The word “advisor” covers a surprisingly wide range of arrangements, from an app that rebalances a portfolio automatically to a person who meets with you once a year over coffee. The differences mostly come down to two things: how they’re paid, and what standard they’re held to.
The short answer
Financial advisors generally fall along two axes: how they get paid (fee-only, commission-based, or a mix known as fee-based) and how they’re regulated (bound to act in your best interest, or only required to recommend something “suitable”). Some advice today also comes from automated, algorithm-driven services rather than a person at all. None of these formats is automatically better for everyone; the right fit depends on the complexity of your situation and what kind of ongoing relationship you’re looking for.
How they get paid
- Fee-only. Paid directly by the client, through a flat fee, an hourly rate, or a percentage of assets managed, with no commissions from products sold.
- Commission-based. Paid by the companies whose products they sell, which can create an incentive to recommend whatever pays the largest commission rather than what fits best.
- Fee-based. A hybrid: some direct fees from the client alongside commissions on certain products, which mixes the incentives of the other two models.
Human versus automated
Automated services, sometimes called robo-advisors, use an algorithm to build and manage a portfolio based on answers to a questionnaire, typically at a lower ongoing cost than a human advisor. A human advisor, on the other hand, can weigh in on messier questions — a career change, a family situation, how a decision fits with broader goals — that don’t reduce neatly to a questionnaire. Many people use a blend: automated management for the straightforward investing piece, paired with a human advisor for more complex planning.
The standard they’re held to
Separate from how someone is paid is the legal standard they operate under. Some advisors are held to a fiduciary standard, meaning they’re required to act in the client’s best interest. Others only need to recommend something “suitable,” a lower bar that leaves more room for a recommendation that also happens to benefit the advisor. Asking which standard applies is one of the more useful questions to ask before hiring anyone.

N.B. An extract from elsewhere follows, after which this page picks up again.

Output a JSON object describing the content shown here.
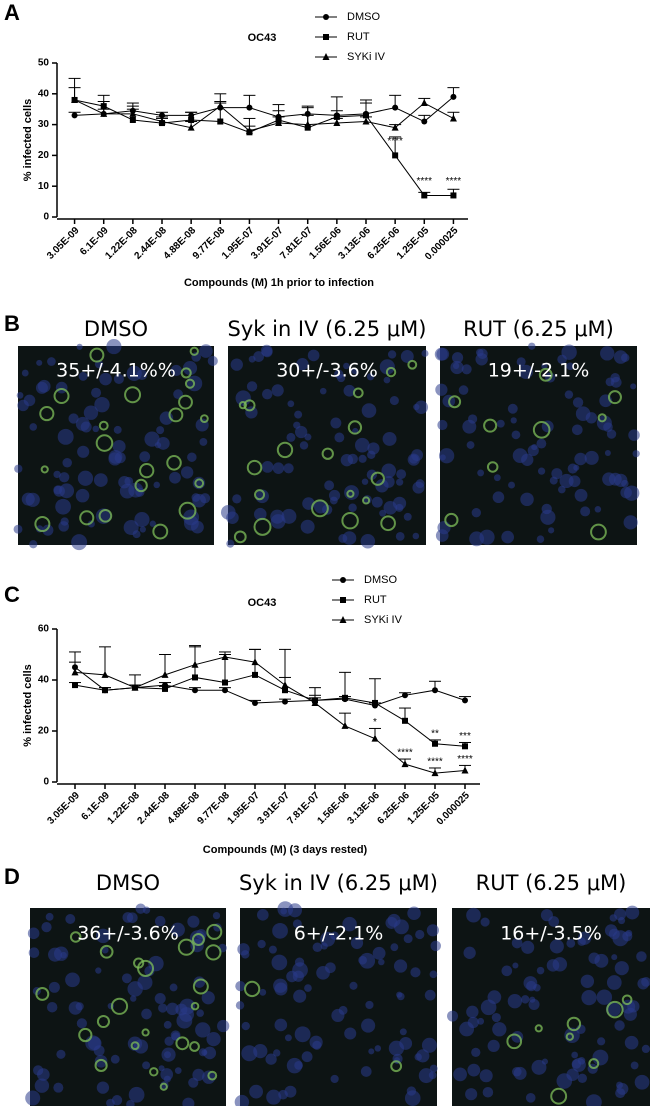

Questions worth asking before hiring
Beyond the payment model, useful questions include how the advisor is compensated on any given recommendation, how fees hold up during a stretch of high inflation or a rough market, and whether the relationship includes ongoing check-ins or a single one-time session. There’s a smaller, everyday version of this same habit too: understanding how an APR differs from a plain interest rate before signing for a loan reflects the same instinct as understanding how an advisor is paid before signing on with one.
The bottom line
There’s no single best type of financial advisor, only a better or worse fit for a given situation and budget. Knowing how someone is paid and what standard they’re held to turns a fuzzy decision into a much clearer one.